The numerical values of parameters (e.g., of quantities or conditions) in this specification, including the appended claims, are to be understood as being modified in each respective instance by the term “about” whether or not “about” actually appears before the numerical value. “About” indicates that the stated numerical value allows some slight imprecision (with some approach to exactness in the value; about or reasonably close to the value; nearly). If the imprecision provided by “about” is not otherwise understood in the art with this ordinary meaning, then “about” as used here indicates at least variations that may arise from ordinary methods of measuring and using such parameters. In addition, disclosure of ranges includes disclosure of each value and further divided ranges within the entire range. Each value within a range and the endpoints of a range are hereby disclosed as separate embodiments.

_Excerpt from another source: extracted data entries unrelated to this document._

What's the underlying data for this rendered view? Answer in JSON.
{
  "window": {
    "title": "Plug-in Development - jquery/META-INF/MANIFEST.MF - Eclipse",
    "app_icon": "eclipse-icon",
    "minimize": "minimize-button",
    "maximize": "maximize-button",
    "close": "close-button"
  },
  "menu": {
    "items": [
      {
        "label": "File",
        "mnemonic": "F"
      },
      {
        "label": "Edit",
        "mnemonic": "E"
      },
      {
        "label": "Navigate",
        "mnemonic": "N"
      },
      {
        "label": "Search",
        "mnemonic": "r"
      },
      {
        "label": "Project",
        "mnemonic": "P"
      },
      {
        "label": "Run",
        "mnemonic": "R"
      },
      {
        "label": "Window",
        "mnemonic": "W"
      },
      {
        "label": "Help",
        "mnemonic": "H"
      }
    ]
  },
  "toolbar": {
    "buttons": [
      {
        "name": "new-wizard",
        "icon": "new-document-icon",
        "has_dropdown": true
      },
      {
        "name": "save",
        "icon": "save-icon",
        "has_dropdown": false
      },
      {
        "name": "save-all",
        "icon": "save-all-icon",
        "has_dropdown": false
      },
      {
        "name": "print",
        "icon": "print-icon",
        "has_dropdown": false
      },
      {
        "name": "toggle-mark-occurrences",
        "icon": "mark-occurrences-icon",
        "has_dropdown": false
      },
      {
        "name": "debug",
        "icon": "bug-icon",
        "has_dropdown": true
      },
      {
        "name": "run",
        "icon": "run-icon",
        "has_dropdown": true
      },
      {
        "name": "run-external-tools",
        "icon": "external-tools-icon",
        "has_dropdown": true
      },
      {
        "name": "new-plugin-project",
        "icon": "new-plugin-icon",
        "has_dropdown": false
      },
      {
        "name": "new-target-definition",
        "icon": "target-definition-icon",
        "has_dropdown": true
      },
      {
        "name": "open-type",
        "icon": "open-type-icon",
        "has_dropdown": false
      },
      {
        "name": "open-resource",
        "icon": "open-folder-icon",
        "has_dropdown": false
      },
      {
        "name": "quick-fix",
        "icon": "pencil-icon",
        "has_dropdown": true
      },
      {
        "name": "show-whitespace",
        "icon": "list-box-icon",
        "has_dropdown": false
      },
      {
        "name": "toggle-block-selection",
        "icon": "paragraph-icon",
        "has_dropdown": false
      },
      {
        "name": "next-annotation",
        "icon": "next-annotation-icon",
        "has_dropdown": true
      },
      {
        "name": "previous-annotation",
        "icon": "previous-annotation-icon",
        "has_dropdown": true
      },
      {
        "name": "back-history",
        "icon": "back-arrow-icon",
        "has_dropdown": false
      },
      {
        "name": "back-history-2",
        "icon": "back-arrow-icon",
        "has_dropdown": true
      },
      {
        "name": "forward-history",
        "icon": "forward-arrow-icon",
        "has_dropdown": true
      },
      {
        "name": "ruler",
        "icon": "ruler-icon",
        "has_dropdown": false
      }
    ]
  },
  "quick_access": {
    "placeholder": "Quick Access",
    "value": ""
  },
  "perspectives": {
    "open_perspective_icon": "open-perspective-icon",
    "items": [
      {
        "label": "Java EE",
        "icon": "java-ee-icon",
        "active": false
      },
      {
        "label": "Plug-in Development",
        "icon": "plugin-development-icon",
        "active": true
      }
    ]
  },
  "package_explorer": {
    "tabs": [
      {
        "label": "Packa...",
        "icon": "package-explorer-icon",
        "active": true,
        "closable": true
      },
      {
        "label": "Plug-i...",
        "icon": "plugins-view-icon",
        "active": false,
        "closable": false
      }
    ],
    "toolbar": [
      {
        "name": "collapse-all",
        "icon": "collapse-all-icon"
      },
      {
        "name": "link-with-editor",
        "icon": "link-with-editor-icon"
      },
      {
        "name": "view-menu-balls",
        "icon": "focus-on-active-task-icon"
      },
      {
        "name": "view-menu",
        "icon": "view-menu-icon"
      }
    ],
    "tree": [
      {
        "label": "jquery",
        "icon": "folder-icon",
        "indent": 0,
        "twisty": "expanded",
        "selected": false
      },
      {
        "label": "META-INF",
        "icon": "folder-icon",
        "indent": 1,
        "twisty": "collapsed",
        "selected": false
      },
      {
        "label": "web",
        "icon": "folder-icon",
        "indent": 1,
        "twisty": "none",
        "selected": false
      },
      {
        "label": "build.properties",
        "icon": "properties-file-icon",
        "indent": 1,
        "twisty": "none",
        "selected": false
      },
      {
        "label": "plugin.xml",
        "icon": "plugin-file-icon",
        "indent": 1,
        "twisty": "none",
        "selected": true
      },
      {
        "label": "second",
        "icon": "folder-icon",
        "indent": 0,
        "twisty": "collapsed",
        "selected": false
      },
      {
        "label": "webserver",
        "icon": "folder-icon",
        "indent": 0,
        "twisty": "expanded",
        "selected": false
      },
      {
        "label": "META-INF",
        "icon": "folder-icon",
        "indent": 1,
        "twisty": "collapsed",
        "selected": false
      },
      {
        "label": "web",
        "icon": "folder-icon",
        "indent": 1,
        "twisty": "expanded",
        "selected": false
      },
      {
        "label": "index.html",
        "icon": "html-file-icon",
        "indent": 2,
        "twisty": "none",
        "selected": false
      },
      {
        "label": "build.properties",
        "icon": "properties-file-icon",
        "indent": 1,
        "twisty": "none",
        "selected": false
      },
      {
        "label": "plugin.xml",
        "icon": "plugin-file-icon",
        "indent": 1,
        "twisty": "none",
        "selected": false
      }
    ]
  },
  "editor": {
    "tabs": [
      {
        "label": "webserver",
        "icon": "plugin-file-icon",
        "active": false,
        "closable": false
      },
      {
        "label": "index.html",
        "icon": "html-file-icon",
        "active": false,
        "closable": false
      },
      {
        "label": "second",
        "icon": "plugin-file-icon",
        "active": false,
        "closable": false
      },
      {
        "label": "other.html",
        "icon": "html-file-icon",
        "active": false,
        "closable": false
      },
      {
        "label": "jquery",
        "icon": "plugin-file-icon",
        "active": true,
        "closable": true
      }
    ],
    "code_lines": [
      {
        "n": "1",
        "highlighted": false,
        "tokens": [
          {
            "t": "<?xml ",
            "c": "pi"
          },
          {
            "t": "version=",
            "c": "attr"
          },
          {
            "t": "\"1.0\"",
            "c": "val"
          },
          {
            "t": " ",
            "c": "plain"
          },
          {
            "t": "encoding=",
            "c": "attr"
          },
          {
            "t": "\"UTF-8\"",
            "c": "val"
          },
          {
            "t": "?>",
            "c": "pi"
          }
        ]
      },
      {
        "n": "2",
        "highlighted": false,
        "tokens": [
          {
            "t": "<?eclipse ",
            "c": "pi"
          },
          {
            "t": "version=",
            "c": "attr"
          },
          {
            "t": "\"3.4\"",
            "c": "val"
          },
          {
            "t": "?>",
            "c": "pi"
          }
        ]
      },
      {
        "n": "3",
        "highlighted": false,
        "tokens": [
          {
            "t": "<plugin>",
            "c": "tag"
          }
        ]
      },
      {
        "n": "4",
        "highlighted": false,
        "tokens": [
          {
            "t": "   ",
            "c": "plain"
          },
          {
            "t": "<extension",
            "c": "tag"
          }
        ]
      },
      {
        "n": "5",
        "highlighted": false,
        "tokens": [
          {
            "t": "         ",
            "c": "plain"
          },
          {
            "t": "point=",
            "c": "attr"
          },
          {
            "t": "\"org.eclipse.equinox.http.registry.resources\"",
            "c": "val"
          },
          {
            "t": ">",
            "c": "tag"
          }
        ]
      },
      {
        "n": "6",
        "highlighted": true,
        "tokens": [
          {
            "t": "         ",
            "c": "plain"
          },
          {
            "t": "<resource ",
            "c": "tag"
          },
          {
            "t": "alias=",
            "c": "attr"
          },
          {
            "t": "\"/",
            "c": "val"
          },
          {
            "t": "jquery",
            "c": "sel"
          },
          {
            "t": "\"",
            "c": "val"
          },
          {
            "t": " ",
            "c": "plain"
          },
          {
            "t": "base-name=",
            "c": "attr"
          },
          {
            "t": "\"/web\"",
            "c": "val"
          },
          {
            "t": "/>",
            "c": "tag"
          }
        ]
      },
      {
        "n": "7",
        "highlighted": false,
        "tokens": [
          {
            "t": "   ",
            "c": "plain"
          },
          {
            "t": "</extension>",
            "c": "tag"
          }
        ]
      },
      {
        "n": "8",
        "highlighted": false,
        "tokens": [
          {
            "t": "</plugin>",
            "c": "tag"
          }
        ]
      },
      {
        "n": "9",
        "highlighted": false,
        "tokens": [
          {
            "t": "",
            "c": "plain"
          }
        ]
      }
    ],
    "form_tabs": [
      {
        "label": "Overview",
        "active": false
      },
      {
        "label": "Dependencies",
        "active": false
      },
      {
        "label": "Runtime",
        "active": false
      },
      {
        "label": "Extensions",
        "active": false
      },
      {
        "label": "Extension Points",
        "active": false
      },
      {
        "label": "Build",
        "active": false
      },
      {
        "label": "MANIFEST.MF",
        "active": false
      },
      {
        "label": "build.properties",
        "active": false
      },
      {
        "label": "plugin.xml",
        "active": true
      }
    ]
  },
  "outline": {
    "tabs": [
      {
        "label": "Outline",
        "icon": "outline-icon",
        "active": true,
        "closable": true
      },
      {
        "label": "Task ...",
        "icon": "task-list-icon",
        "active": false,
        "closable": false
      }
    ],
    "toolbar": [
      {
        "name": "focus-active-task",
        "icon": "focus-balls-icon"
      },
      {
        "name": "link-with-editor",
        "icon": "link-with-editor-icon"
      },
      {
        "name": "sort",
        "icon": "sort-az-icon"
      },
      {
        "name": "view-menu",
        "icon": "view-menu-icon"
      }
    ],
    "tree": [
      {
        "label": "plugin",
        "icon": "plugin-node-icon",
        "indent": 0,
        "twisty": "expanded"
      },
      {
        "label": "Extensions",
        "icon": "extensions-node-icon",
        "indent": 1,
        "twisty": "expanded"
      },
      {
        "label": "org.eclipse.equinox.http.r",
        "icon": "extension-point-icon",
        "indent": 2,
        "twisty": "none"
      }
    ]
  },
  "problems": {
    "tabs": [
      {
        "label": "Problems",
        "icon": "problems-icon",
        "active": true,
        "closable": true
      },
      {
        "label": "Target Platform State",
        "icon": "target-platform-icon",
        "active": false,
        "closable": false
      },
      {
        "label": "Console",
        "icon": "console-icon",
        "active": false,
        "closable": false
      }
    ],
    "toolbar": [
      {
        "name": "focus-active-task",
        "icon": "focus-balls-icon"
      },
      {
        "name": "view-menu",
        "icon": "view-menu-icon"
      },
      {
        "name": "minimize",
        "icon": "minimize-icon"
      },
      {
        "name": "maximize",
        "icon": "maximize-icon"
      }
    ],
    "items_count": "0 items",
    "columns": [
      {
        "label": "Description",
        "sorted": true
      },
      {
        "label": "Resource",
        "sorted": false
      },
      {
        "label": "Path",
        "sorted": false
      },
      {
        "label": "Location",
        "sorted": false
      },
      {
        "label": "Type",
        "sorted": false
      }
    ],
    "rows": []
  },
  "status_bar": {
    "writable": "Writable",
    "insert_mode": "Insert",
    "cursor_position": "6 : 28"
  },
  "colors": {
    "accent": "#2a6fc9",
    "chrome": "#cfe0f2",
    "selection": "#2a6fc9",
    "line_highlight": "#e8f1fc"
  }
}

The detailed description and the drawings or FIGS. are supportive and descriptive of the disclosure, but the scope of the disclosure is defined solely by the claims. While some of the best modes and other embodiments for carrying out the claimed disclosure have been described in detail, various alternative designs and embodiments exist for practicing the disclosure defined in the appended claims. Furthermore, the embodiments shown in the drawings, or the characteristics of various embodiments mentioned in the present description are not necessarily to be understood as embodiments independent of each other. Rather, it is possible that each of the characteristics described in one of the examples of an embodiment can be combined with one or a plurality of other desired characteristics from other embodiments, resulting in other embodiments not described in words or by reference to the drawings. Accordingly, such other embodiments fall within the framework of the scope of the appended claims.